In rigged town-hall meetings, Cosby assembles community folk and experts who agree with his take on black poverty: that it's the fault of the poor themselves.So these are "rigged town-hall meetings" which are attended by people who Dyson argues actually do reflect the majority opinion? That's an interesting way to "rig" a meeting.
It's often difficult to point out just how harmful that sentiment is, because most black folk do believe strongly in taking their destiny into their own hands. They believe in hard work and moral decency. They affirm the need for education and personal discipline. When they hear Cosby say that poor black folk should go to work, stay out of jail, raise their children properly and make sure they go to school, they nod their heads in agreement.
Presumably these people agree with Bill Cosby that individual choice - the choice to take the path they model, or such individual choices as becoming an unwed parent, joining a gang, committing crime, or vandalizing the neighborhood are not made inevitable by poverty.

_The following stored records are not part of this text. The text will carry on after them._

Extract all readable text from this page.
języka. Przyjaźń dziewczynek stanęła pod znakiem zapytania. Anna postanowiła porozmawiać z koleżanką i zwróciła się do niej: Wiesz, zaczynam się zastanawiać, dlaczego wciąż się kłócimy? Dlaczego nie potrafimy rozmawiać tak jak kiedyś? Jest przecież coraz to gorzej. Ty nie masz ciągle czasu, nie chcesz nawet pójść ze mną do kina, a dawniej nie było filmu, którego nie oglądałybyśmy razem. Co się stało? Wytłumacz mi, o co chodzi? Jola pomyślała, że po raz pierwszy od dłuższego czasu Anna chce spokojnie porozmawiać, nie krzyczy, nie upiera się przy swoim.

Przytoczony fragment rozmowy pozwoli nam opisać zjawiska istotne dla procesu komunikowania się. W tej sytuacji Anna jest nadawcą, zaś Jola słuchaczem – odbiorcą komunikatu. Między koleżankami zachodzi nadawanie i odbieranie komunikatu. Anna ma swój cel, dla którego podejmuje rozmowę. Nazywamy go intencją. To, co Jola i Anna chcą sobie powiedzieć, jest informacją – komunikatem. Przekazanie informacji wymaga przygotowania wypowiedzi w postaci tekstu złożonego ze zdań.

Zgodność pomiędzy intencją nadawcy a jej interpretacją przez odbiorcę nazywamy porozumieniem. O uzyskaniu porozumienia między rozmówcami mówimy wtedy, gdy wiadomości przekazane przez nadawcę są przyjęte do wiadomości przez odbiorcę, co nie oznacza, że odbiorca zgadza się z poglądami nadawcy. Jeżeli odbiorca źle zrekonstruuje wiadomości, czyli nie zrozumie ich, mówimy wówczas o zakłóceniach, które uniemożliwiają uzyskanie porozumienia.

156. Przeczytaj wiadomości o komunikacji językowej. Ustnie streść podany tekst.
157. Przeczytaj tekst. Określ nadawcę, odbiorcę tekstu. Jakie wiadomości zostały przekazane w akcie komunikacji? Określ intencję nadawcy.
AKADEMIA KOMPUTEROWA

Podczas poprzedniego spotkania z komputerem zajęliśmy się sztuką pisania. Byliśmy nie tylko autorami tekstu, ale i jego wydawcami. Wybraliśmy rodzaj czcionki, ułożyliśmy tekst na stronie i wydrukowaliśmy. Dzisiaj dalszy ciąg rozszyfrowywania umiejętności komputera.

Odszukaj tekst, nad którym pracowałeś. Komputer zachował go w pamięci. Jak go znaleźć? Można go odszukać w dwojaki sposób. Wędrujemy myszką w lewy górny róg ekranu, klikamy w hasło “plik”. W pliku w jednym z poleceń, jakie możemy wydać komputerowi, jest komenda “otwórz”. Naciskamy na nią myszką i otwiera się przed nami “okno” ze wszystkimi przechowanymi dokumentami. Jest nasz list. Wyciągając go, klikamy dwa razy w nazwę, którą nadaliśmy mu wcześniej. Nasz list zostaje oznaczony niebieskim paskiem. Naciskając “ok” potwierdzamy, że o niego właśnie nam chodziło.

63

Sure, societal problems can make it more difficult to make the correct choices, and from a "big picture" perspective you can show correlations between certain of society's ills and a greater number of poor choices by those affected by the ills. But is it not true that many of the problems can be fixed, or at least improved, from the bottom up as well as from the top down? And given the tendencies of today's society, is it really constructive to sit around and wait for a top-down fix, while ignoring the individual choices which collectively make inner city life so miserable for so many?